The U.S. took another step towards closure on the 2000 U.S.S. Cole bombing on Sunday. A year after a SEALs strike took down Osama bin Laden, one of al-Qaeda’s local operators for the Cole bombing, an American drone strike killed Fahd al Quso in Yemen with the Yemeni government’s blessing.


Quso’s death leaves only Jamal al-Badawi at large, another al-Qaeda local operator in the bombing and fellow FBI Top 10 Most Wanted Lister.

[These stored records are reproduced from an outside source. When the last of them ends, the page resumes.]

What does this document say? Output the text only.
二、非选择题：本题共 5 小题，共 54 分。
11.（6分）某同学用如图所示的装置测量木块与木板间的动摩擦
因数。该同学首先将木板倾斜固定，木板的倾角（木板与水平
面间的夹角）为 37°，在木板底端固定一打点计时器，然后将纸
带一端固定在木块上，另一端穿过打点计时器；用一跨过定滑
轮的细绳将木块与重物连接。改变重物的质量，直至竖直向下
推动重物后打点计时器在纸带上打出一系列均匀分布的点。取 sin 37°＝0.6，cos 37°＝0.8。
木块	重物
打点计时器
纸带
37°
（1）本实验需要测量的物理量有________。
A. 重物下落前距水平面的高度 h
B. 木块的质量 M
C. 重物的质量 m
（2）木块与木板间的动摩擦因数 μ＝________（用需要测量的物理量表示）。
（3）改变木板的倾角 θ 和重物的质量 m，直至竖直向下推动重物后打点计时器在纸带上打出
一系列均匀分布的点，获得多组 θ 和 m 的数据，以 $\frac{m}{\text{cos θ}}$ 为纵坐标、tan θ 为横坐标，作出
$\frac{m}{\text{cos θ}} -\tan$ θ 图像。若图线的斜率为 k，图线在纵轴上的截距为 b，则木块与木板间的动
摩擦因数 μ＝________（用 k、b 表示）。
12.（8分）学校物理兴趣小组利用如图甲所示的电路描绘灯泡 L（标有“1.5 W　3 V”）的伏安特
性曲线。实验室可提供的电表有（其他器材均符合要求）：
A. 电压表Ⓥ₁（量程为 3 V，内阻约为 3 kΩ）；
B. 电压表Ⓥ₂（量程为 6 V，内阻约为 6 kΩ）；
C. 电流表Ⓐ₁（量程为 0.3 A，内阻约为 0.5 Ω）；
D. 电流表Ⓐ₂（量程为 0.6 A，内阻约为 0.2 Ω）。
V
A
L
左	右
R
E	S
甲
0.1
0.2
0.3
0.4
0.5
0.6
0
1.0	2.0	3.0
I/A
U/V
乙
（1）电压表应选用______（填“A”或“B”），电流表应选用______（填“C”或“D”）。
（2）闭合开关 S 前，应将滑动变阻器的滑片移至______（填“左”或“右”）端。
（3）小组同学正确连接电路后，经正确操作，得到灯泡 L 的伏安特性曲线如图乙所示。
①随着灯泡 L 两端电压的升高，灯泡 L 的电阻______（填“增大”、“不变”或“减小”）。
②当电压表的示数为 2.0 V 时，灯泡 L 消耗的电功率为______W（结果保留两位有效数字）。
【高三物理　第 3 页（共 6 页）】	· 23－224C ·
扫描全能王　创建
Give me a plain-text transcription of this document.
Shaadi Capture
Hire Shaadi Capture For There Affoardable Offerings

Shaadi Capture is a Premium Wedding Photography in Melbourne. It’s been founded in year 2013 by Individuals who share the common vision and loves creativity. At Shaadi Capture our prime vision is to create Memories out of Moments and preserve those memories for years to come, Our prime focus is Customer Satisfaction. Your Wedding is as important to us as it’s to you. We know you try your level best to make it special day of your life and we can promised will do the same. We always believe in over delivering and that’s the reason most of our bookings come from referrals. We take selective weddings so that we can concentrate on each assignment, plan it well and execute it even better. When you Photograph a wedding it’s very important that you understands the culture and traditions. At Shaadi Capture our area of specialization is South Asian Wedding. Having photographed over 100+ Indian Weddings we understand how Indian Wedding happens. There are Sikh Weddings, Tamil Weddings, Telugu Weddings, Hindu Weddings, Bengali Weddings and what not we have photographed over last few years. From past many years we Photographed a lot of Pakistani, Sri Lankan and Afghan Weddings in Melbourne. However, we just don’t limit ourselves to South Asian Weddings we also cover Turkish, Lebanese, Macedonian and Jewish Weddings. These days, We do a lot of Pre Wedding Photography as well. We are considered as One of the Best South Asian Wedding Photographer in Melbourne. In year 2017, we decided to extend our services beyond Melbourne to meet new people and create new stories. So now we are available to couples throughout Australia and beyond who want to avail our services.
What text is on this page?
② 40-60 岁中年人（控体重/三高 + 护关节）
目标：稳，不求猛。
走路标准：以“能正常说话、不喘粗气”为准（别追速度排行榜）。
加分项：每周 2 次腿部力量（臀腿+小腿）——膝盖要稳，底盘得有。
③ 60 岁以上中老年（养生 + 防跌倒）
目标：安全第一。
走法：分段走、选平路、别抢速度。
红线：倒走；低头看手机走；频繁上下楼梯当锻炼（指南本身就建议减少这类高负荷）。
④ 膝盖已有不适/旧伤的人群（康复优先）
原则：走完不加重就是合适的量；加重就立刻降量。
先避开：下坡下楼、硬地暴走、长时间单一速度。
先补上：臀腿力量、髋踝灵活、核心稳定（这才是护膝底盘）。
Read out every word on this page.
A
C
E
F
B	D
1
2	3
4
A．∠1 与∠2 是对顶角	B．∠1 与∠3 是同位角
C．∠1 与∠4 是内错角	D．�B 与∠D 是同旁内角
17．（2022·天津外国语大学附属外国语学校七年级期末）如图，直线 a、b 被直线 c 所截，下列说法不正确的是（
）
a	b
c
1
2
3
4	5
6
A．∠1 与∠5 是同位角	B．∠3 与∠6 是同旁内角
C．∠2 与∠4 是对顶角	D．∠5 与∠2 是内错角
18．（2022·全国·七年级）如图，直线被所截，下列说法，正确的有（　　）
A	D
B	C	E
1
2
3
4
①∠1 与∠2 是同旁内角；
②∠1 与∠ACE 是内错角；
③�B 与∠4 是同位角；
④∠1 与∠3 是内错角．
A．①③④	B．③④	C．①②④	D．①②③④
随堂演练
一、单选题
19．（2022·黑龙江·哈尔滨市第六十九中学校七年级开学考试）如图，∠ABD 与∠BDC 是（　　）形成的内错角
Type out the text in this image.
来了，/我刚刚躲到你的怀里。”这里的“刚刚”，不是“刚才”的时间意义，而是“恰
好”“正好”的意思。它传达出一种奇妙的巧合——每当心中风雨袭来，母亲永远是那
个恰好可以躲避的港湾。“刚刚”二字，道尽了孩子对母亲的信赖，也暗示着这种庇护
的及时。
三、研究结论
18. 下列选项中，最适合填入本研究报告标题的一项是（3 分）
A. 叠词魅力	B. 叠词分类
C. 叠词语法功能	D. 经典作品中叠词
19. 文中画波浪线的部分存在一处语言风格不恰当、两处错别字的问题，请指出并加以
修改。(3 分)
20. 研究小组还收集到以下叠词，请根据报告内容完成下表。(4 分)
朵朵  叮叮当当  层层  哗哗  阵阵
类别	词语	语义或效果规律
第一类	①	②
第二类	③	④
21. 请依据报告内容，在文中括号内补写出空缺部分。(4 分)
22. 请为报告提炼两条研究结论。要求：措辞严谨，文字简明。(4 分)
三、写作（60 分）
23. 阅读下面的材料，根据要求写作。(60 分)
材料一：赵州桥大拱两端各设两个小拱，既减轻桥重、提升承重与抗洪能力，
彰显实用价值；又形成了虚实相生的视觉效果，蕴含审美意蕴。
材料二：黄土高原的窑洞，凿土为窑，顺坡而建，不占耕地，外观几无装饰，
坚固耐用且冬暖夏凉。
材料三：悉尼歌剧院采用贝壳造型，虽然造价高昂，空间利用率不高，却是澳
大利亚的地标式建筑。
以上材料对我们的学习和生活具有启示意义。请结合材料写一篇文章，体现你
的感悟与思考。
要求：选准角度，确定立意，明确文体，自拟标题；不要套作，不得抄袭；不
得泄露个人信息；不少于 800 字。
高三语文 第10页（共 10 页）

The U.S. military is holding Abd al Rahim al-Nashiri, the Cole mastermind and field commander in Guantanamo Bay, and will bring him before a military commission trial in November where he faces the death penalty.


Quso escaped a Yemeni prison in 2003, was re-imprisoned after he turned himself in and in 2004 sentenced to 10 years. He served 5 until Yemen secretly released him in 2007. In May 2010, Quso issued a statement again threatening U.S. warships. Later that year the U.S. State Department designated him a global terrorist, but he had always faced U.S. charges and had a bounty on his head.

Cole aboard M/V Marlin.

While not belittling the serious threat posed by Quso, his efforts had a touch of the slapstick. The Cole was the second bombing attempt – the first failed to strike the USS The Sullivans when the plotters overloaded the boat, which sank before hitting its mark. According to the 9/11 Commission Report, the Cole bombing was also less than the propaganda coup al-Qaeda hoped for as Quso, who was to film the attack from an apartment nearby, overslept and missed the action.


Sunday’s actions bring the U.S. Navy once step closer to book-ending the Cole bombing in a similar way achieved with 9/11 last year. But as the world is forever a changed place since that day in September, the significant increase in anti-terrorism / force protection measures implemented since the Cole will remain in place long after the U.S. reaches closure on that October.